Bon nombre de personnalités du showbiz se retrouvent aussi éclaboussées par ces révélations. En France, il y a l’humoriste Gad Elmaleh, tandis que des stars internationales comme le chanteur Phil Collins ou l'acteur John Malkovich ont également eu de l’argent géré par HSBC.

Pour autant, pour certaines de ses personnalités, disposer d’un compte en Suisse n'est pas forcément synonyme de volonté de frauder le fisc. Gad Elmaleh a, ainsi, régularisé sa situation depuis longtemps, rappelle "Le Monde". D'autres n’étaient visiblement même pas au courant de cette situation. John Malkovich indique au "Guardian" qu'il avait, à l’époque, confié une partie de sa fortune à l'escroc Bernard Madoff et qu'il ne savait pas où se trouvait son argent.

Un ministre encombrant

Stephen Green n’a pas été juste ministre britannique du Commerce entre 2011 et 2013. Il n'est pas seulement baron Green de Hurstpierpoint. Ce lord, membre du parti conservateur, a surtout été le PDG de HSBC Group de 2006 à 2010. En d’autres termes, ce compagnon politique de l'actuel Premier ministre David Cameron a été à la tête de la banque au moment où sa filiale suisse était, selon les révélations de SwissLeaks, la plus active pour aider les très riches à cacher leur argent.

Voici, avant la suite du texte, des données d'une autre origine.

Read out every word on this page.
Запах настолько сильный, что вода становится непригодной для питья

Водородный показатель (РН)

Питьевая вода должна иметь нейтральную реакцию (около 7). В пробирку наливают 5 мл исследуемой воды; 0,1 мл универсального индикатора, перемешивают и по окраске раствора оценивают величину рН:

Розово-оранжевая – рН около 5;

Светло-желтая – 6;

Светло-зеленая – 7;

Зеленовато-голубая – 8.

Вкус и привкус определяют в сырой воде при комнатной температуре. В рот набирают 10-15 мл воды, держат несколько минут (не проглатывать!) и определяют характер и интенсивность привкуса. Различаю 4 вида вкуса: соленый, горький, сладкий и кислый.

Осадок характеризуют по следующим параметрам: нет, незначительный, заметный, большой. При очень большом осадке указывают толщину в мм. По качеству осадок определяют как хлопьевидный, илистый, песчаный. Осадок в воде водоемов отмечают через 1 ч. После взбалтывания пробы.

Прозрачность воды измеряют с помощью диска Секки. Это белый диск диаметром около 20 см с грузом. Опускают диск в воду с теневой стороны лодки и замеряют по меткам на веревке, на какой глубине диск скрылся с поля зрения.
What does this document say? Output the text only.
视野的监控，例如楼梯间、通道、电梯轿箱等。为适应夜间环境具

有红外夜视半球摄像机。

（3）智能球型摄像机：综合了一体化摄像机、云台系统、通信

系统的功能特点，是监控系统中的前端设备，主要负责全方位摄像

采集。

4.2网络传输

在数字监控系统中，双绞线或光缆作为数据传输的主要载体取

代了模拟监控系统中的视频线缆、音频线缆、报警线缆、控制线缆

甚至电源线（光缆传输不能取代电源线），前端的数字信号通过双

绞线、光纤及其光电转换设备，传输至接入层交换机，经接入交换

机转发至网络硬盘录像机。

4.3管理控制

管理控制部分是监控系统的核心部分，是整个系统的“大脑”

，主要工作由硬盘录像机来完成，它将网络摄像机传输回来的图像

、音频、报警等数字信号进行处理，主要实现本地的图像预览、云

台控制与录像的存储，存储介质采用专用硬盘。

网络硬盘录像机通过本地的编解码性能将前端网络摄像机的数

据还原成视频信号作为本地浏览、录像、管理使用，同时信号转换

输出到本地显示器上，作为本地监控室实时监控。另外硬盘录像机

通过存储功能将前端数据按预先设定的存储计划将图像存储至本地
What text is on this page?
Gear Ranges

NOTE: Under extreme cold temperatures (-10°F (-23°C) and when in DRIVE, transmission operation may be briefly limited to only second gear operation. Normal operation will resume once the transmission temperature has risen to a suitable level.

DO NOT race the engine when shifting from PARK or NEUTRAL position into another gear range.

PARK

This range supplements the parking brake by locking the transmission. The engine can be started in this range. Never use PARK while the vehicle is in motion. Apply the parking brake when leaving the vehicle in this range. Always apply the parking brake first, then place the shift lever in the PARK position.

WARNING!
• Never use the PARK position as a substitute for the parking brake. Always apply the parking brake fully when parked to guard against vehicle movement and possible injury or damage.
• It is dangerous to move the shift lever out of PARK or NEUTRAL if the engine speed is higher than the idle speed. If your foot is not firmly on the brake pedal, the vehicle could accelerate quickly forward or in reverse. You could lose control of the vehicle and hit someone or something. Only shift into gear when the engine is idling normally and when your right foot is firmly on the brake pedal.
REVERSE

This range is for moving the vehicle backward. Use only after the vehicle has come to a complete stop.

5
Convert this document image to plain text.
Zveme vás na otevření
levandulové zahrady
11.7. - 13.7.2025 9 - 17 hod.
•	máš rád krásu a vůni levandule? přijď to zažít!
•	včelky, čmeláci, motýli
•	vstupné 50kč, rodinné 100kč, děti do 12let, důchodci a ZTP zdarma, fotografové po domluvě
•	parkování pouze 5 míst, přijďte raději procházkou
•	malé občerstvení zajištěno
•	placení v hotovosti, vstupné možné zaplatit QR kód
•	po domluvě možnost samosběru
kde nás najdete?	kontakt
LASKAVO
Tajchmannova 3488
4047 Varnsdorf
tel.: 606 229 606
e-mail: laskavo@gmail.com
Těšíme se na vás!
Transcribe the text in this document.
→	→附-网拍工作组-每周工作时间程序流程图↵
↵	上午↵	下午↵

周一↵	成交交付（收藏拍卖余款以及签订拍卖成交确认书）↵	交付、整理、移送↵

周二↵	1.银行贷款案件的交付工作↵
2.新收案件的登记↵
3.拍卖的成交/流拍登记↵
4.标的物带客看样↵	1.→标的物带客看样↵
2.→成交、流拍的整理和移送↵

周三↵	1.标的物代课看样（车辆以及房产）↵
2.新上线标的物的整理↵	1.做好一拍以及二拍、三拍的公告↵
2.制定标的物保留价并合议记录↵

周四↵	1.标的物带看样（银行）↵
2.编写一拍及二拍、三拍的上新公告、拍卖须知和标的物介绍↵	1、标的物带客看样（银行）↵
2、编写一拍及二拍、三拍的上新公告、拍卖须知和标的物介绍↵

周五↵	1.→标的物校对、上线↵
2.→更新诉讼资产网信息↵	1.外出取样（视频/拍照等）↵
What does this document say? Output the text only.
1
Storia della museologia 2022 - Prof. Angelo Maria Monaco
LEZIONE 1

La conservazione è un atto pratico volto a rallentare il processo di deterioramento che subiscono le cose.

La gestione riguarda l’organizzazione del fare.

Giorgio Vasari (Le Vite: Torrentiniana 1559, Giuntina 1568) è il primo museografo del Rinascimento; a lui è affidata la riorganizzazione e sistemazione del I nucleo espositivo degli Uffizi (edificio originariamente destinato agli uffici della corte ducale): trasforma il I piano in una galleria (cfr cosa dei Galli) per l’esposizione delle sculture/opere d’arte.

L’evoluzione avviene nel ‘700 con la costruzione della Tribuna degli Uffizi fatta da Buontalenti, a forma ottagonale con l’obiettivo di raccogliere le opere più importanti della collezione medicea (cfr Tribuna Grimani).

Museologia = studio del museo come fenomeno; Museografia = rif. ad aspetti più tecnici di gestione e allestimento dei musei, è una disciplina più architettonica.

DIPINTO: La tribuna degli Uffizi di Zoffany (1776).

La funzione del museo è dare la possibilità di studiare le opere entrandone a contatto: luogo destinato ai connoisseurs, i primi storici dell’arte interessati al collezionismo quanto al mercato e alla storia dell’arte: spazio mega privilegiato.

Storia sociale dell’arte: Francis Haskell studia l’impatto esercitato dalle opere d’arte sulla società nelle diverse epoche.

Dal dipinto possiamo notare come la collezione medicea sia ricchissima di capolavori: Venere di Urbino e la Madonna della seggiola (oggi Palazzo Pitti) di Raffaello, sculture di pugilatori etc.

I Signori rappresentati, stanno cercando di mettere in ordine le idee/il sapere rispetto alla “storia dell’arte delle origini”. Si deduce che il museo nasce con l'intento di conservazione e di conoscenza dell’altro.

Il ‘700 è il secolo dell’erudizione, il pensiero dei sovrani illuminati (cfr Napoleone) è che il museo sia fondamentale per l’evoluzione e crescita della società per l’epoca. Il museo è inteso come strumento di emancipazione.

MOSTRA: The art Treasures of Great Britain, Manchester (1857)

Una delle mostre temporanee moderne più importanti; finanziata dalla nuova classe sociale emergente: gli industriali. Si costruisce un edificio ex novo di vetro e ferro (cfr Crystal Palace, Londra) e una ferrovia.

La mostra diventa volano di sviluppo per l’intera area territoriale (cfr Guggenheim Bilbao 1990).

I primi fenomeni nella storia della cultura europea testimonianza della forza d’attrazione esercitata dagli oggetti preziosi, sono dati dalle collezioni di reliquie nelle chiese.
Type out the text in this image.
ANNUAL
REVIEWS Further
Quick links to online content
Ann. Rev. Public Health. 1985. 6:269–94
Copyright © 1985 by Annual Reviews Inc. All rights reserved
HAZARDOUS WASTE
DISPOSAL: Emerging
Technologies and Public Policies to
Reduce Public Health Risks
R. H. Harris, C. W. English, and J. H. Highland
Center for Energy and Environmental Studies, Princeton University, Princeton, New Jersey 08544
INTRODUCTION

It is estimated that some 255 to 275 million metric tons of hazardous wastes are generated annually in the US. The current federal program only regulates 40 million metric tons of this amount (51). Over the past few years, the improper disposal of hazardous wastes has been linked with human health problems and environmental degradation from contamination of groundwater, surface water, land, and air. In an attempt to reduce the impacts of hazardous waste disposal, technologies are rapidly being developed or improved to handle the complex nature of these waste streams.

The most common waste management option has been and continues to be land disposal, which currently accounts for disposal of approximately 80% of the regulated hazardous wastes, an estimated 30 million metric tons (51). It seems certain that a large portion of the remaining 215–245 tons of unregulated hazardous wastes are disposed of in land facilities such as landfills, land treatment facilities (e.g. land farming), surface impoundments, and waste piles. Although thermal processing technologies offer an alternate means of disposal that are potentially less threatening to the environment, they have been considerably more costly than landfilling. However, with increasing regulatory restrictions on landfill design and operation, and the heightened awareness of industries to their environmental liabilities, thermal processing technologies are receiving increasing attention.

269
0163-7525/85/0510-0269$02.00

Cette proximité avec l'actuel chef de gouvernement britannique n'a pas échappé à l’opposition. "Soit il n'était pas au courant et ça veut dire qu’il dormait pendant qu'il dirigeait l'entreprise, soit il savait et il était, alors, impliqué dans des montages fiscaux douteux", a déclaré Margaret Hodge, une députée travailliste et présidente du comité parlementaire des comptes publics.

Le chef de file des travaillistes, Ed Miliband, a, lui, demandé comment ce patron d'une banque sulfureuse a pu rentrer au gouvernement alors que les autorités fiscales britanniques "détenaient le listing [à l’origine du scandale actuel, NDLR] depuis 2010".